Munich: Criticism of the cancellation of the mobility congress at the IAA – Munich

The cancellation of the 2025 Mobility Congress decided by the Munich City Council has been sharply criticized by various environmental organizations. Munich’s civil society was “shocked” by the decision, wrote the Federal Nature Conservation Association, the Isarlust Association and the Munich Sustainability Initiative Alliance in a joint statement: “The automobile industry rules in Munich.”

The congress has so far taken place twice as part of the International Motor Show (IAA), which moved from Frankfurt to Munich in 2021. According to the plans of the mobility department, next year’s congress should be separated from the IAA scheduled for September and relocated outside the Bavarian summer holidays in order to generate more attention. November was suggested as a possible period. However, at the request of the government factions of the Greens/Pink List and SPD/Volt, the congress was initially suspended for 2025 and the subsidy for a planned large pilot project for the transport transition was canceled.

For 2027, the city council should at least deal with the organization of the congress again. “It’s not about crushing it forever,” assured Green Party councilor Gudrun Lux. Both groups cited the city’s strained budget situation, which required savings, as the main reason for the cancellation decided on Wednesday. In this case, it’s almost a million euros, of which 300,000 euros were budgeted for the previously unspecified major project. Various small and medium-sized transport projects from private, civil society alliances will continue to be supported, but to a lesser extent. There should now only be 120,000 euros for this.

The Greens themselves initiated the mobility congress in March 2020. The intention was to conduct “a critical and constructive dialogue” under the leadership of the state capital and to “rethink urban mobility in a completely new way,” as the application at the time said. The IAA organizers announced at the time that they wanted to develop their event from a pure car show into a mobility trade fair. This should also be made clear with the new name IAA Mobility.

“In view of the budget situation, we have to set priorities, and in this case the weighing up was really painful,” said Gudrun Lux: “The mobility congress is a green baby. But we want to send a signal: we save even where it hurts us.” Her city council colleague Andreas Schuster from the SPD assured that the money saved would not disappear somewhere in the city budget, but would remain in the transport sector.

There, for example, it could be used to better equip summer streets or projects such as the pedestrian zone on Weißenburger Strasse: “People are much more aware of what the traffic turnaround is all about on their doorstep.” In this sense, Lux also called for understanding: “If we have to decide, then measures that directly affect the citizens always have priority.”

Leave out theory, but enable practice and change things in concrete places, that’s how you should understand the motto of the town hall coalition. Thorsten Kellermann, the board member of the Munich district group in the Association for Nature Conservation, sees it differently: “The euros saved cannot be used to finance a cycle path.” For him the message remains: “The transport transition is going, the IAA is staying.”

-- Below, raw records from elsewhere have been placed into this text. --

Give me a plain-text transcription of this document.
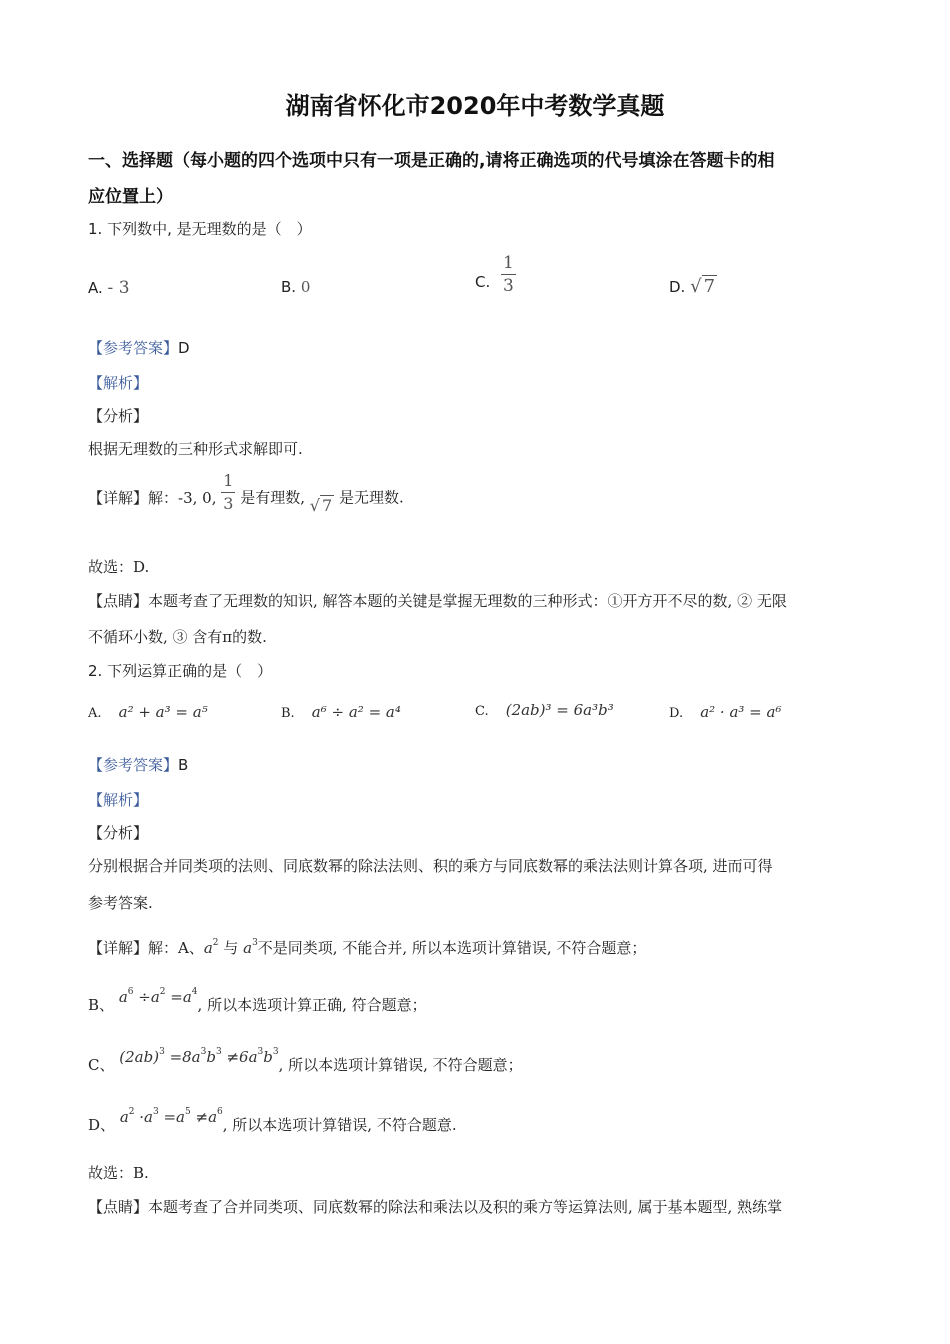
湖南省怀化市2020年中考数学真题
一、选择题（每小题的四个选项中只有一项是正确的,请将正确选项的代号填涂在答题卡的相
应位置上）
1. 下列数中, 是无理数的是（　）
A. - 3	B. 0	C. $\frac{1}{3}$	D. √ 7
【参考答案】D
【解析】
【分析】
根据无理数的三种形式求解即可.
【详解】解：-3, 0, $\frac{1}{3}$ 是有理数, √ 7 是无理数.
故选：D.
【点睛】本题考查了无理数的知识, 解答本题的关键是掌握无理数的三种形式：①开方开不尽的数, ② 无限
不循环小数, ③ 含有π的数.
2. 下列运算正确的是（　）
A. a² + a³ = a⁵	B. a⁶ ÷ a² = a⁴	C. (2ab)³ = 6a³b³	D. a² · a³ = a⁶
【参考答案】B
【解析】
【分析】
分别根据合并同类项的法则、同底数幂的除法法则、积的乘方与同底数幂的乘法法则计算各项, 进而可得
参考答案.
【详解】解：A、$a^2$ 与 $a^3$不是同类项, 不能合并, 所以本选项计算错误, 不符合题意；
B、 $a^6 \div a^2 =a^4$, 所以本选项计算正确, 符合题意；
C、 $(2ab)^3 =8a^3b^3 \ne 6a^3b^3$, 所以本选项计算错误, 不符合题意；
D、 $a^2 \cdot a^3 =a^5 \ne a^6$, 所以本选项计算错误, 不符合题意.
故选：B.
【点睛】本题考查了合并同类项、同底数幂的除法和乘法以及积的乘方等运算法则, 属于基本题型, 熟练掌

Andreas Schuster contradicts this assessment: “My impression is that the mobility transition does not depend on this congress.” In any case, there was no pressure from the auto industry; by 2023 at the latest it was accepted that the mobility congress was about working together, not against each other. The green-red push for cancellation, which only the ÖDP/Munich List and the Left/The Party did not follow in the committee, was “not easy,” emphasized Schuster: “We didn’t do it with joy.”